Note also that the size of the allocated buffer will most probably be bigger than required, at least by one byte with the additional padding bytes if any.
Yes. malloc returns only a single pointer - how could it possibly tell a requester that it had allocated multiple discontiguous blocks to satisfy a request?
Would like to add that not is it common but I might also called it a standard practice because Windows API is full of such use.
Check the very common BITMAP header structure for example.
http://msdn.microsoft.com/en-us/library/aa921550.aspx
The last RBG quad is an array of 1 size, which depends on exactly this technique.
This common C trick is also explained in this StackOverflow question (Can someone explain this definition of the dirent struct in solaris?).

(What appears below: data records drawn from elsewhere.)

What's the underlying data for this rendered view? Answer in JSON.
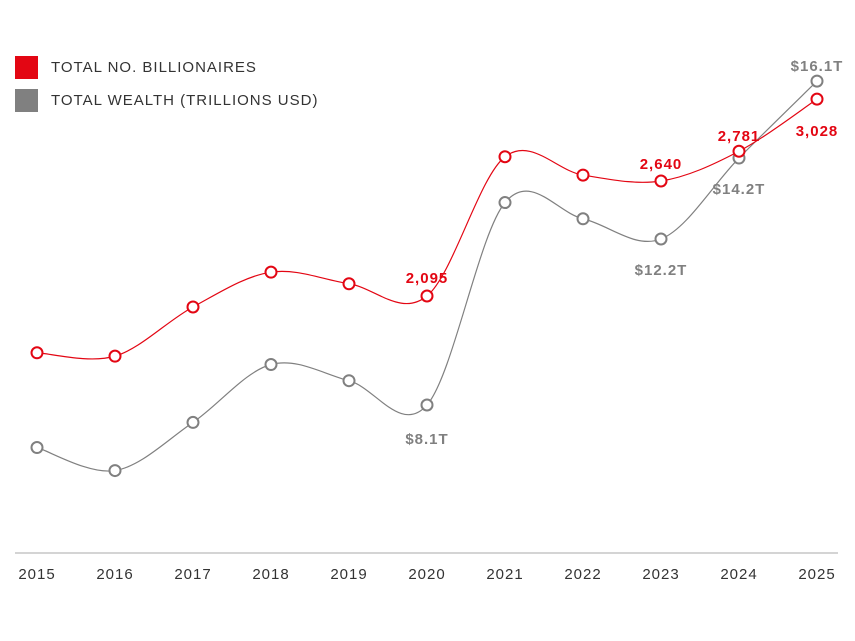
{
  "chart_data": {
    "type": "line",
    "title": "",
    "xlabel": "",
    "ylabel": "",
    "grid": false,
    "legend_position": "top-left",
    "categories": [
      "2015",
      "2016",
      "2017",
      "2018",
      "2019",
      "2020",
      "2021",
      "2022",
      "2023",
      "2024",
      "2025"
    ],
    "series": [
      {
        "name": "TOTAL NO. BILLIONAIRES",
        "color": "#e30613",
        "values": [
          1826,
          1810,
          2043,
          2208,
          2153,
          2095,
          2755,
          2668,
          2640,
          2781,
          3028
        ],
        "labels": [
          null,
          null,
          null,
          null,
          null,
          "2,095",
          null,
          null,
          "2,640",
          "2,781",
          "3,028"
        ]
      },
      {
        "name": "TOTAL WEALTH (TRILLIONS USD)",
        "color": "#808080",
        "values": [
          7.05,
          6.48,
          7.67,
          9.1,
          8.7,
          8.1,
          13.1,
          12.7,
          12.2,
          14.2,
          16.1
        ],
        "labels": [
          null,
          null,
          null,
          null,
          null,
          "$8.1T",
          null,
          null,
          "$12.2T",
          "$14.2T",
          "$16.1T"
        ]
      }
    ]
  }
}
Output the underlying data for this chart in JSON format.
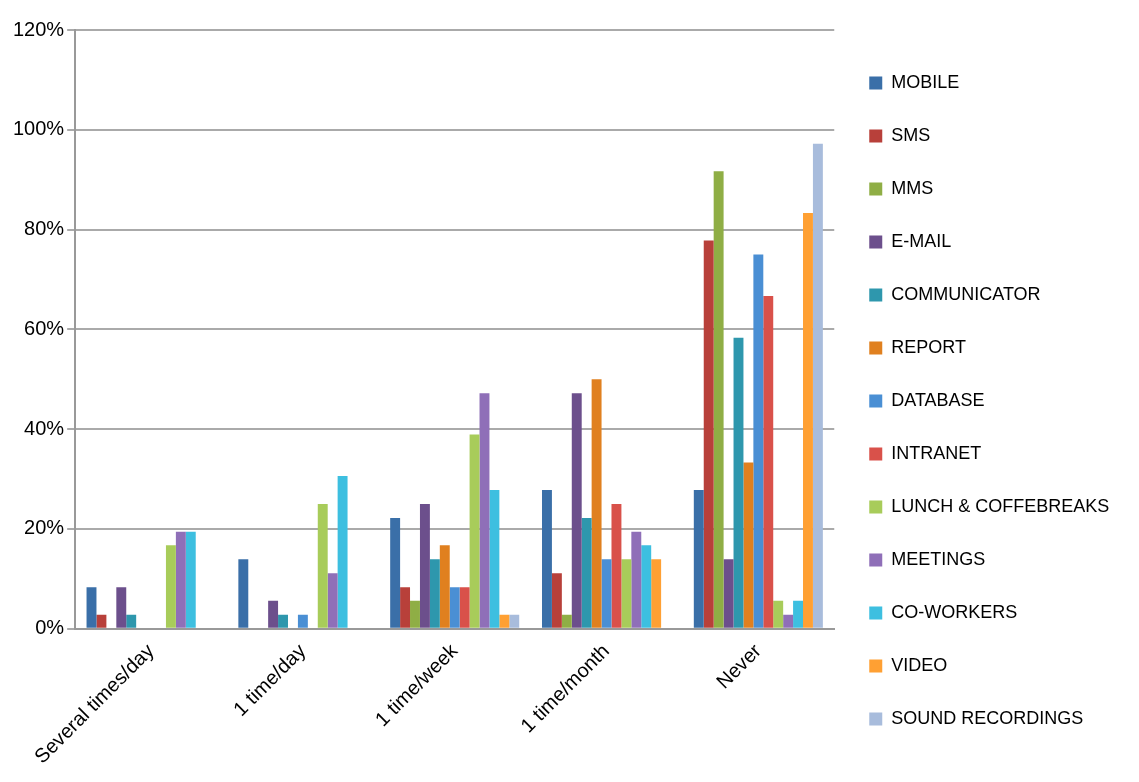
{
  "chart_data": {
    "type": "bar",
    "categories": [
      "Several times/day",
      "1 time/day",
      "1 time/week",
      "1 time/month",
      "Never"
    ],
    "series": [
      {
        "name": "MOBILE",
        "color": "#3a6fa8",
        "values": [
          8.3,
          13.9,
          22.2,
          27.8,
          27.8
        ]
      },
      {
        "name": "SMS",
        "color": "#b8403a",
        "values": [
          2.8,
          0,
          8.3,
          11.1,
          77.8
        ]
      },
      {
        "name": "MMS",
        "color": "#8fae45",
        "values": [
          0,
          0,
          5.6,
          2.8,
          91.7
        ]
      },
      {
        "name": "E-MAIL",
        "color": "#6c4f8c",
        "values": [
          8.3,
          5.6,
          25,
          47.2,
          13.9
        ]
      },
      {
        "name": "COMMUNICATOR",
        "color": "#2e97ad",
        "values": [
          2.8,
          2.8,
          13.9,
          22.2,
          58.3
        ]
      },
      {
        "name": "REPORT",
        "color": "#e0801f",
        "values": [
          0,
          0,
          16.7,
          50,
          33.3
        ]
      },
      {
        "name": "DATABASE",
        "color": "#4a8fd4",
        "values": [
          0,
          2.8,
          8.3,
          13.9,
          75
        ]
      },
      {
        "name": "INTRANET",
        "color": "#d9514a",
        "values": [
          0,
          0,
          8.3,
          25,
          66.7
        ]
      },
      {
        "name": "LUNCH & COFFEBREAKS",
        "color": "#a8cc5a",
        "values": [
          16.7,
          25,
          38.9,
          13.9,
          5.6
        ]
      },
      {
        "name": "MEETINGS",
        "color": "#8f6fb8",
        "values": [
          19.4,
          11.1,
          47.2,
          19.4,
          2.8
        ]
      },
      {
        "name": "CO-WORKERS",
        "color": "#3dbfe0",
        "values": [
          19.4,
          30.6,
          27.8,
          16.7,
          5.6
        ]
      },
      {
        "name": "VIDEO",
        "color": "#ffa033",
        "values": [
          0,
          0,
          2.8,
          13.9,
          83.3
        ]
      },
      {
        "name": "SOUND RECORDINGS",
        "color": "#a8bcdc",
        "values": [
          0,
          0,
          2.8,
          0,
          97.2
        ]
      }
    ],
    "ylim": [
      0,
      120
    ],
    "yticks": [
      {
        "value": 0,
        "label": "0%"
      },
      {
        "value": 20,
        "label": "20%"
      },
      {
        "value": 40,
        "label": "40%"
      },
      {
        "value": 60,
        "label": "60%"
      },
      {
        "value": 80,
        "label": "80%"
      },
      {
        "value": 100,
        "label": "100%"
      },
      {
        "value": 120,
        "label": "120%"
      }
    ],
    "grid": "y",
    "legend": "right"
  }
}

In response to your third question.
free always releases all the memory allocated at a single shot.
int* i = (int*) malloc(1024*2);
free(i+1024); // gives error because the pointer 'i' is offset
free(i); // releases all the 2KB memory
The answer to question 1 and 2 is Yes
About ugliness (ie question 3) what is the programmer trying to do with that allocated memory?
the thing to realize here is that malloc does not see the calculation being made in this
malloc(sizeof(ts_request_def) + (2 * 1024 * 1024));
Its the same as
int sz = sizeof(ts_request_def) + (2 * 1024 * 1024);
malloc(sz);
YOu might think that its allocating 2 chunks of memory , and in yr mind they are "the struct", "some buffers". But malloc doesnt see that at all.